Breath-taking scenery, extraordinary history, thousands of miles of stunning coastline and gorgeous countryside – why wouldn’t Brits choose to take their holidays in the UK and avoid the cost and hassle of travel overseas? In fact, they are doing so in increasing numbers.

Less hassle at a lower cost

Darren Seward, hospitality and food and drink sector specialist at NFU Mutual, says:

“Uncertainties around the economy post- Brexit, and the effect on the pound have made it more expensive to travel abroad, boosting holidaying in the UK. But the popularity of staycations was already rising prior to this, thanks to the reduced hassle of travel and the familiarity of remaining in the UK.”

Takeing advantage of the trend

This equates to a huge opportunity for hotels and other businesses in the British hospitality industry. So what exactly can hospitality businesses do to take advantage of this trend?

1. Think about who you’re targeting and tailor your offering. Factors such as life-stage and responsibility affect the decision:

  • Older, more affluent holidaymakers: Keen to avoid stressful travel and busy airports – as well as steep travel insurance costs – affluent, older travellers often have more flexibility to travel off-season. So think about offering special discounts to fill your hotel during less busy periods. Coach trips are also popular, so consider arranging day trips to local attractions.
  • Families with young children: Simply loading up the car may be more desirable than tackling busy airports for parents with young kids. Businesses can capitalise on this with playrooms, children’s garden areas and cinemas. Of course, hotels must balance the benefit of providing such services with the risk of deterring visitors without children, who may prefer an adult-only stay.
  • Dog owners: Staycations are popular with people who want to bring their dogs on their family holiday. Recognising this trend, clued-up hotels are welcoming pets with open arms, providing canine friendly rooms and even luxury dog baskets, food, treats and toys for guests’ canine companions.
  • Younger guests: younger consumers are probably the most likely age group to opt to holiday in the UK on the basis of cost. Try buy one, get one free deals, listing on discount websites, offering cheaper types of accommodation, such as glamping, or discounts targeted specifically at locals.

2. Promote local suppliers, experiences and events such as food and motoring festivals. After all, staycationers are often keen to absorb themselves in the local area and its customs and may like to see their hotel support local suppliers.

3. Take advantage of the popularity of last minute holiday deals. Staycations are often a spontaneous choice, appealing as they require less planning – no flights, passports, currency exchange or hire cars.
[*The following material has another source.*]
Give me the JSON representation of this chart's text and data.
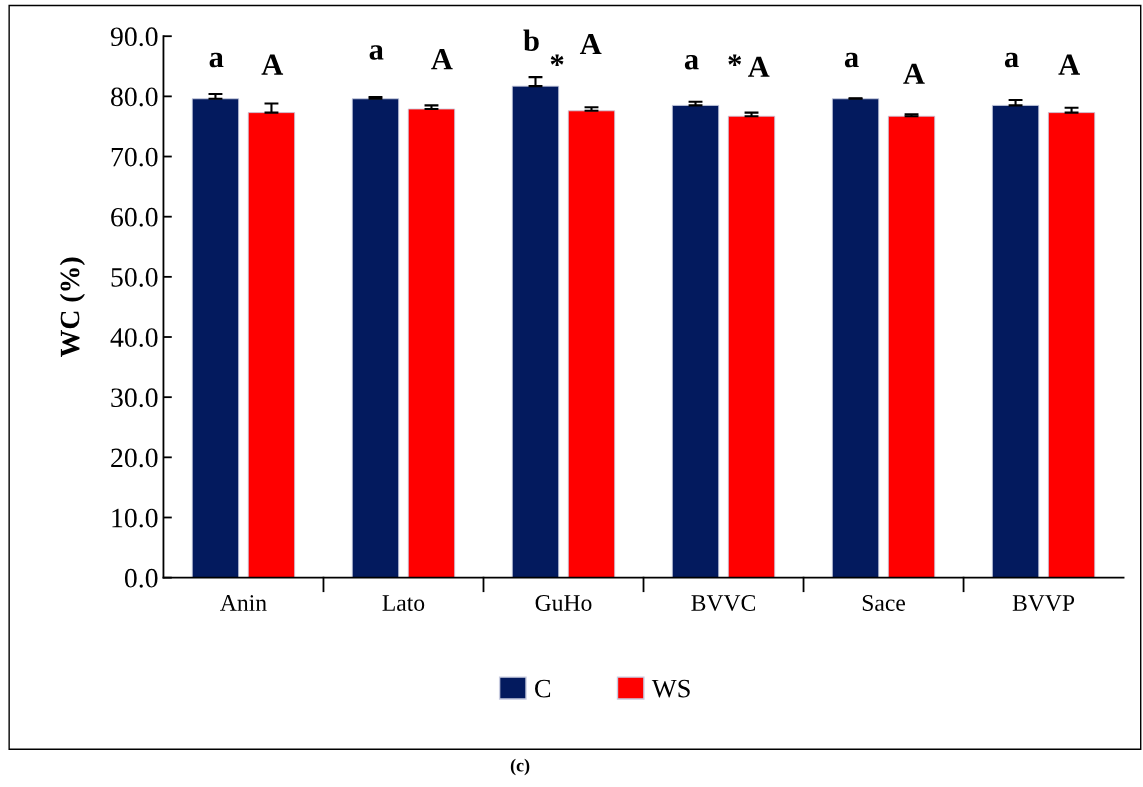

In fact, our research showed that the ease of planning them at short notice was the biggest driver for choosing a staycation. So try offering lastminute promotions, for example on weekend breaks when warm, sunny weather is forecast.

4. Make it easy to get there. Some holidaymakers stay in the UK to avoid the hassle of travelling abroad, so do what you can to keep their trip hassle-free. If you don’t have sufficient parking on-site, ensure you clearly signpost an alternative nearby. And consider offering a shuttle service to local railway or coach stations to help guests arriving by public transport.